On the outbreak of the Second World War Hodgkinson first joined the Palace of Westminster Home Guard, then the Navy in 1942 after a course in wireless telegraphy. With the collapse of Mussolini's regime in Italy he was transferred to Special Operations Executive in the Adriatic at Bari HQ, and operated in Yugoslavia and Albania during and after the German occupation, and was mentioned in despatches. He returned to England for a short period before the 1945 General Election and acted as editor of the Liberal campaign manifesto, but soon returned to the Navy and took charge of the Yugoslav and Albanian desk for Naval Intelligence. He was closely involved in the protracted political controversy and legal proceedings that followed the Corfu Channel incident in October 1946 when Royal Navy ships were blown up by mines between Corfu and the Albanian coast.

Hodgkinson left the Navy in 1955 and joined Shell-Mex, in charge of business intelligence, and acted as Secretary for the UK Petroleum Advisory Committee. In the same year, he published The Adriatic Sea, one of the finest travel books of the period, a distillation of over 20 years' travel, wartime, and intelligence experience. It is much more than a travel book, more a reflection on a beloved country in the tradition of an Edith Durham or a Patrick Leigh Fermor, full of brilliant observation mediated by deep learning, love of the sea, and inner passion for landscapes described.

After his retirement in 1972 he devoted most of his time to the Anglo-Albanian Association, acting as a generous friend and adviser in countless refugee cases with people on the run from Enver Hoxha's dictatorship in Albania, then later, from Serbian occupation of the Republic of Kosovo in former Yugoslavia.

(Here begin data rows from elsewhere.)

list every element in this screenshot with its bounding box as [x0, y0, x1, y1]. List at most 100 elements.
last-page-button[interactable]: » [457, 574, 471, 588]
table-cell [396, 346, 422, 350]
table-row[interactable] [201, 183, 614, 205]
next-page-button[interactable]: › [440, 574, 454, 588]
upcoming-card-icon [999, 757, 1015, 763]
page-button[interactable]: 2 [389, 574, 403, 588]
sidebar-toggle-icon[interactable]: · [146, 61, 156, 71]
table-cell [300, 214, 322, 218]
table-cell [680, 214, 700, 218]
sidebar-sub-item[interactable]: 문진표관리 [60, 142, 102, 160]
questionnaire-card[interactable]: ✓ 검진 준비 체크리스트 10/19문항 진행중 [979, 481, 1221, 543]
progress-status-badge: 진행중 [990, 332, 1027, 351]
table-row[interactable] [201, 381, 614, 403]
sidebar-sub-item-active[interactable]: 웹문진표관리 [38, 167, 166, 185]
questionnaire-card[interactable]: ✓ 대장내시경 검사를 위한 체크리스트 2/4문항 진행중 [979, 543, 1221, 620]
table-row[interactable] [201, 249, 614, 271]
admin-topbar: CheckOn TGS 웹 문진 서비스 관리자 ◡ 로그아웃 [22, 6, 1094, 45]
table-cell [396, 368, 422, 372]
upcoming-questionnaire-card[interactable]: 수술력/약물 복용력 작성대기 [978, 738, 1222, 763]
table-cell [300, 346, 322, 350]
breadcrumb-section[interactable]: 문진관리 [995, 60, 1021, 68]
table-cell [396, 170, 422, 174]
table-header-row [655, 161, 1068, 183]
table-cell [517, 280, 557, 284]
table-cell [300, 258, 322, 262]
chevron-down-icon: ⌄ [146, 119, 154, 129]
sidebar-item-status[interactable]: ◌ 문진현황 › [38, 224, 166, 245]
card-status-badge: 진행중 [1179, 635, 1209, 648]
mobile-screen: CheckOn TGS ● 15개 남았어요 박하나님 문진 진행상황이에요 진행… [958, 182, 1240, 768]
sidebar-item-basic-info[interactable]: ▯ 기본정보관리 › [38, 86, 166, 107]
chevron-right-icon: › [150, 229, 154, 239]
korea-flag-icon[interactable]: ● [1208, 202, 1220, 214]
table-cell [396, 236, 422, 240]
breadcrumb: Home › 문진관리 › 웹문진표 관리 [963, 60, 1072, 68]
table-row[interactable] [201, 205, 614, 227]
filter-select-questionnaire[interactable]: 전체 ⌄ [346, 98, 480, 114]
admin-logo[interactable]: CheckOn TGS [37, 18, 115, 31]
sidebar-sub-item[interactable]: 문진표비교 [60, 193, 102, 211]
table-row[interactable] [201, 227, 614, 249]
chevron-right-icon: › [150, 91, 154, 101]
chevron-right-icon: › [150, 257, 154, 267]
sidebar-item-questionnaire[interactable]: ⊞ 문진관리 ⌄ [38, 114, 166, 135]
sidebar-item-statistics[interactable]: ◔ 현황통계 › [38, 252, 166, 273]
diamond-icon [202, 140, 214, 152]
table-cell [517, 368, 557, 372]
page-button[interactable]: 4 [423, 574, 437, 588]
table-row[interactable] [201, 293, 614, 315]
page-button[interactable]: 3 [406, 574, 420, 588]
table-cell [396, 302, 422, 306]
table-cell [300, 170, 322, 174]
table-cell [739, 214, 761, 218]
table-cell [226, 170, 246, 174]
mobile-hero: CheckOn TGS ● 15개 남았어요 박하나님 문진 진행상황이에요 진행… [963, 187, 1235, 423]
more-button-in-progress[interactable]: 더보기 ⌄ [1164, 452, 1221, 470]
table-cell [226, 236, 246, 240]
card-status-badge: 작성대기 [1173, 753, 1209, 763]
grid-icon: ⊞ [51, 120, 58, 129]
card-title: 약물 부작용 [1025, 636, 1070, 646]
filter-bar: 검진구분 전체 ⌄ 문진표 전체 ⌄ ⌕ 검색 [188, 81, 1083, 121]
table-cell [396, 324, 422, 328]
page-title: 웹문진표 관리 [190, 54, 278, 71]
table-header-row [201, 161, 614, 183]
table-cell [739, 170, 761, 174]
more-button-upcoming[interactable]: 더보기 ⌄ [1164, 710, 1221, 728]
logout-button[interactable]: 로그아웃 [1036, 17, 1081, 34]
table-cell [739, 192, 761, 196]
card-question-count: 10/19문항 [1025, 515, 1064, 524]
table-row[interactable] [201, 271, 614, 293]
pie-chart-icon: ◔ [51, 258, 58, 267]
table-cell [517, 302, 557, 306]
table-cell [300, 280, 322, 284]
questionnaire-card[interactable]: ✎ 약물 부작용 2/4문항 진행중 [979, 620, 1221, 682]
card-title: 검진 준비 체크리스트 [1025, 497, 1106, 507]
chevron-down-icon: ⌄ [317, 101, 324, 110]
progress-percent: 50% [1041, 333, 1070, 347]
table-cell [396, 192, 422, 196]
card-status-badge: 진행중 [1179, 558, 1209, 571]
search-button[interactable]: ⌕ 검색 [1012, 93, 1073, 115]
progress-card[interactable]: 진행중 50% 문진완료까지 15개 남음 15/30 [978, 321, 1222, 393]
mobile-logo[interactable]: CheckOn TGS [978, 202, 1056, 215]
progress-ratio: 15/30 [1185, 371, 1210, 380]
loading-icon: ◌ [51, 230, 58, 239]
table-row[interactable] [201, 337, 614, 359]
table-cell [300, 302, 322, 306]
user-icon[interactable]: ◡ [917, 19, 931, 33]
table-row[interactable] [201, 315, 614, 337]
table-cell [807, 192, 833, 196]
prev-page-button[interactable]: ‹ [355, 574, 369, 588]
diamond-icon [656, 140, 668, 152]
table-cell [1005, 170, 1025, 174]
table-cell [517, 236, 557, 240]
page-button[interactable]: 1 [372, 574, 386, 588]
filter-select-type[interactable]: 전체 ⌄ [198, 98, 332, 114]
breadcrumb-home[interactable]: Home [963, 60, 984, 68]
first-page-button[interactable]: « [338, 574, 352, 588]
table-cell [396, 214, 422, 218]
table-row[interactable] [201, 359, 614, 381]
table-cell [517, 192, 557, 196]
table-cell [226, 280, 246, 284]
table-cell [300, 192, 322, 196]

Hodgkinson was a warm, hospitable and cheerful man, with a sharp wit, and he consistently encouraged the younger generation in London, even when he did not share their views. People from every background found a visit to his tiny, gloomy, bookladen house tucked away near Regent's Park a memorable experience, with the inevitable smoked salmon sandwiches and large glasses of Isle of Jura malt.

He had foreseen the disintegration of Yugoslavia long before the foreign policy establishment in Britain, and was not slow to point out the years of fatal ignorance of Balkan realities in official circles that has led to so many tragic policy errors. Although strongly pro-Europe personally, he had no illusions about the role of the European Community in the Balkan crisis, or the fatal complacency the Maastricht process had engendered in Foreign Office thinking about the region.

In the last year of his life he was working towards the unification of the disparate groups of Albanianists in Britain, a task he considered urgent in order to assist the struggle for the freedom of Kosovo, a cause that was perhaps closest to his heart of any that he supported. He bore his last illness with characteristic humour, dignity and stoicism, his final instruction to his friends being to bring him adequate quantities of champagne to speed his passing.